Other than supply and demand, the U.S. economy is doing fine.
The problems on the demand side are well known. Though the job market is definitely improving, over five years into an economic expansion, there’s still considerable slack, as Fed Chair Janet Yellen rightfully and frequently highlights.
But there’s an even longer-term challenge confronting the U.S. economy having to do with the supply of inputs that are just as essential to economic growth as nutritional inputs are to physical growth. And we think we have a way to help.
At the heart of this supply-side challenge is the declining US labor force.
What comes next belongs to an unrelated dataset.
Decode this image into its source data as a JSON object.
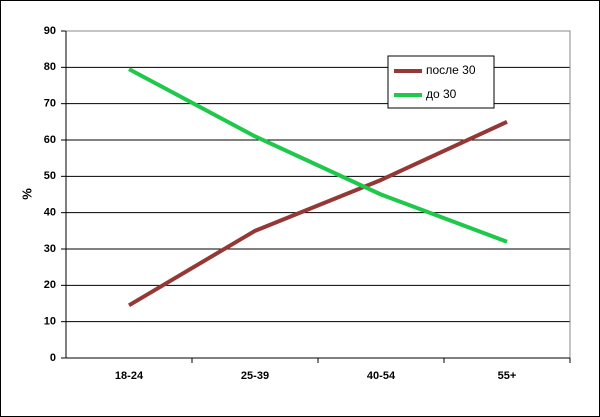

In the two decades prior to the Great Recession, the U.S. labor force grew a bit more than one percent per year, and 66 percent of the working-age population either worked or looked for work.
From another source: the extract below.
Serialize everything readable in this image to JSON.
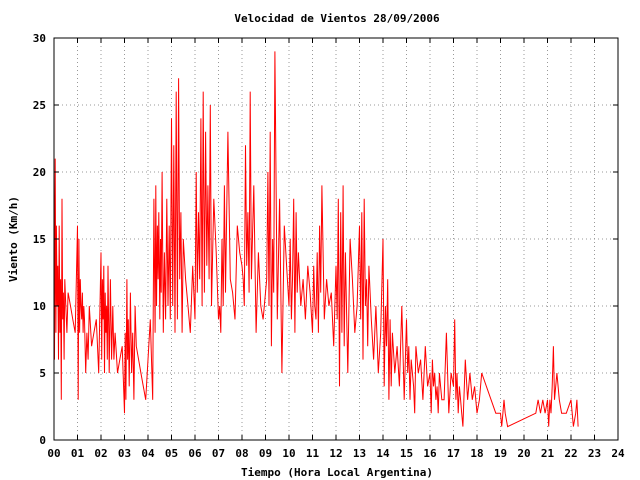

Since then, under the weight of both the downturn and our aging demographics, that participation rate has fallen faster than any time on record to its current level of 63 percent. Going forward, the Congressional Budget Office expects that retirement will reduce labor force activity by about two more percentage points in the next decade. The CBO expects this decline in the workforce to shave almost a full percentage point from GDP growth per year, compared to the past 60 years.
But it is by no means the case that all the labor force exiters are retirees. Well before the downturn hit, a significant number of young (16-24) and “prime-age” (25-54) adults gave up on the labor force. And, since the recession began, those below age 55 account for about half of the decline in workforce activity that we’ve seen.